What You Need to Know about Seizure and Forfeiture
By Dan Greenberg, Competitive Enterprise Institute

A new Competitive Enterprise Institute report calls attention to a government injustice impacting too many Americans: civil asset forfeiture. The report offers advice to citizens on how to reduce risk of property seizure by law enforcement officials, such as during traffic stops, and explains how government succeeds in seizing and keeping personal property even without a criminal conviction. (Read full report – 66 pages)

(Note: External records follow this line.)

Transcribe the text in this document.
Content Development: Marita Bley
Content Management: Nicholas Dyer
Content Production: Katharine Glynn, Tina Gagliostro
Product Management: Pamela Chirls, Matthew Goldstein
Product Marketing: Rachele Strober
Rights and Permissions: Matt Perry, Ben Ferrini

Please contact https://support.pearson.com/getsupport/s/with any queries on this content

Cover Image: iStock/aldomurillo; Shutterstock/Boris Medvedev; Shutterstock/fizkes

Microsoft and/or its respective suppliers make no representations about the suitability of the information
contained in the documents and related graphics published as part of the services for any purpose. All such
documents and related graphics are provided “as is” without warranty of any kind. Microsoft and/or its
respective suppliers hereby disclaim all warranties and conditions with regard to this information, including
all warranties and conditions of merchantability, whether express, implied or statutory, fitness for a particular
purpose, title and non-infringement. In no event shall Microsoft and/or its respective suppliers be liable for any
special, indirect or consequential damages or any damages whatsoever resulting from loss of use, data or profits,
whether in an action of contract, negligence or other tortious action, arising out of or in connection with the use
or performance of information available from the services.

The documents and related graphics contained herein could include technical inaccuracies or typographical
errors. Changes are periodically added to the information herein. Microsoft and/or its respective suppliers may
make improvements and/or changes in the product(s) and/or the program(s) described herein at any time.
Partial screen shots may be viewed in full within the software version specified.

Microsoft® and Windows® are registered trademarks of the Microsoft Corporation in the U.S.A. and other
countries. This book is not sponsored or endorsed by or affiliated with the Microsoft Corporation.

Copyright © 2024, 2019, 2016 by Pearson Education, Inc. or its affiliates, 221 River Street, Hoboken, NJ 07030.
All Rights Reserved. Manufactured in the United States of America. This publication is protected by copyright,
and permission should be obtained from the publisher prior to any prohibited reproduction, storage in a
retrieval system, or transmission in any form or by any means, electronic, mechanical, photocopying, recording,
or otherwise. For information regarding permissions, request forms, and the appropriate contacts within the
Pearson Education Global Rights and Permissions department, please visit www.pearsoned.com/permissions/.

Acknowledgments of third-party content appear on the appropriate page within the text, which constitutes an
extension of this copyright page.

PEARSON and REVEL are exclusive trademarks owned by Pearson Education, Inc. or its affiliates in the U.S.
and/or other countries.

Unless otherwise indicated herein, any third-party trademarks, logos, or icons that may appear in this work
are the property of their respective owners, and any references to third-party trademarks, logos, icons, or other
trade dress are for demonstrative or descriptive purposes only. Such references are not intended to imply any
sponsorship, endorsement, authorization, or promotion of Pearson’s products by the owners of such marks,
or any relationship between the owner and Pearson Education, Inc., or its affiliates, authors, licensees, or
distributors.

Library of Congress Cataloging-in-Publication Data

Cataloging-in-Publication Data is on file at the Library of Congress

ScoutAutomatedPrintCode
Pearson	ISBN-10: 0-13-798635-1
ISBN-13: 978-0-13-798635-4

Here is the executive summary:

Law enforcement officers in the United States seize billions of dollars in cash and other personal property from members of the public every year. Most of this seized property is eventually forfeited to state and federal governments. These seizures and forfeitures rarely require proof of criminal conduct; rather, they often rest merely on the suspicion that the property in question is related to a crime. As critics of these practices have noted, seizure and forfeiture sometimes result in confiscation of the property of innocent, law-abiding civilians. Furthermore, because the proceeds of forfeiture typically go straight to law enforcement budgets, this creates perverse incentives that make it more likely that law enforcement officers and prosecutors might devote disproportionate effort to this endeavor.

This paper explains how seizure and forfeiture work. More precisely, it contains an account of the relatively minimal legal protections that law-abiding civilians have against both seizure and forfeiture. The paper also provides strategies that the law-abiding civilian can use to reduce the chance of having property seized while traveling.